Section 26 should also be noted. That section provides as follows:
Taking evidence by video link
Evidence must not be given, and a submission must not be made, by video link
unless the courtroom or other place where the court
is sitting, and the place
where the evidence would be given or the submission would be made, are equipped
with video facilities that
enable:
(a) persons who are at the courtroom or other place to see and hear the person
giving the evidence or making the submission; and
(b) persons who are at the place where the evidence is given or the submission
is made to see and hear persons at the courtroom or
other
place.
Notwithstanding the slight difference in language as between s 47A(1) of
the 1976 Act and s 25(1) of the 1994 Act, it was
submitted that the
discretionary power conferred by the statutory phrase “may ...

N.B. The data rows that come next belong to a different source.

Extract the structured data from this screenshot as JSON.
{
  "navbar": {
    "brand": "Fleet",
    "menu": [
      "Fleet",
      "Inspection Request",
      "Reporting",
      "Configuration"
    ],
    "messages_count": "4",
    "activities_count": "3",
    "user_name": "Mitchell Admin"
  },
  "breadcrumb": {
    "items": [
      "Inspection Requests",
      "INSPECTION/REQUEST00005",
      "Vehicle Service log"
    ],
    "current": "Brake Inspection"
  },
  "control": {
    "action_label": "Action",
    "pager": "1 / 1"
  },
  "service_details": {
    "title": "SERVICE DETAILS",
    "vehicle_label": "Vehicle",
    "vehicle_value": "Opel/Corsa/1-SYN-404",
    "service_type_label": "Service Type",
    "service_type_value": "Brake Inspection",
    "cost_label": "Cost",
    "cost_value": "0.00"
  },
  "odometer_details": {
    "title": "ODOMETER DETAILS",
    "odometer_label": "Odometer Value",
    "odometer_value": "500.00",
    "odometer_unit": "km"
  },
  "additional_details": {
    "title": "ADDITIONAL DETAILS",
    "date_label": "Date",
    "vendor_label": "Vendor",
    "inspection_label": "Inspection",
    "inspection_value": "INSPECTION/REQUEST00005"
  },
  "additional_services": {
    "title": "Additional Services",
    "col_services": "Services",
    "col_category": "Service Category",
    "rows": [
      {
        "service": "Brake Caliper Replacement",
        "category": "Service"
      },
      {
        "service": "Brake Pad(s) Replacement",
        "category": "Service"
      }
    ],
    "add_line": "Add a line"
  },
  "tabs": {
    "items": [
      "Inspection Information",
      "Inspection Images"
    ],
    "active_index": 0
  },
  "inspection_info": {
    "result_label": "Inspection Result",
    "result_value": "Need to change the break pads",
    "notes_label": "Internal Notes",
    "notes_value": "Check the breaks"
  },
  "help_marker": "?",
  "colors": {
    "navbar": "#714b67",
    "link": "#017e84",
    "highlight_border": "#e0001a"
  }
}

direct” is to be construed in the same manner in both provisions.
- The
correct construction and application of s 47A(1), however, has itself not
been a matter free of difficulty.
- There
has been, at least in the past, some apparent divergence as to the use of video
facilities between the Supreme Court of New
South Wales and this Court. Some
Supreme Court decisions suggest that the “ordinary procedure”
should prevail and that a witness should attend in person unless there is some
cause shown for departing from such a course:
Sunstate Airlines (Qld) Pty Ltd
v First Chicago Australia Securities Ltd (Unreported, NSWSC, Giles CJ Comm
D, 11 March 1997); Australian Medical Imaging Pty Ltd v Marconi Medical
Systems Australia Pty Ltd [2001] NSWSC 651, 53 NSWLR 1 per Palmer J. Some
decisions in this Court suggest that the Court should more readily permit the
use of the “relatively new video link technology”: eg,
McDonald v Commissioner of Taxation [2000] FCA 577, 44 ATR 226, (2000)
ATC 4271 per Finn J at [21] to [22]; Tetra Pak Marketing Pty Ltd v Musashi
Pty Ltd [2000] FCA 1261 per Katz J.
- In
Australian Medical Imaging Pty Ltd v Marconi Medical Systems Australia Pty
Ltd, Palmer J helpfully collated this divergence of approach as
follows:
[23] The competing views in the authorities as to the taking of evidence by
video link to which I have referred above can probably
be best illustrated by
referring to the decision of Giles CJ Comm D in Sunstate Airlines (Qld)
Pty Ltd v First Chicago Australia Securities Ltd, as contrasted with the
decision of Katz J in Tetra Pak Marketing Pty Ltd v Musashi Pty Ltd.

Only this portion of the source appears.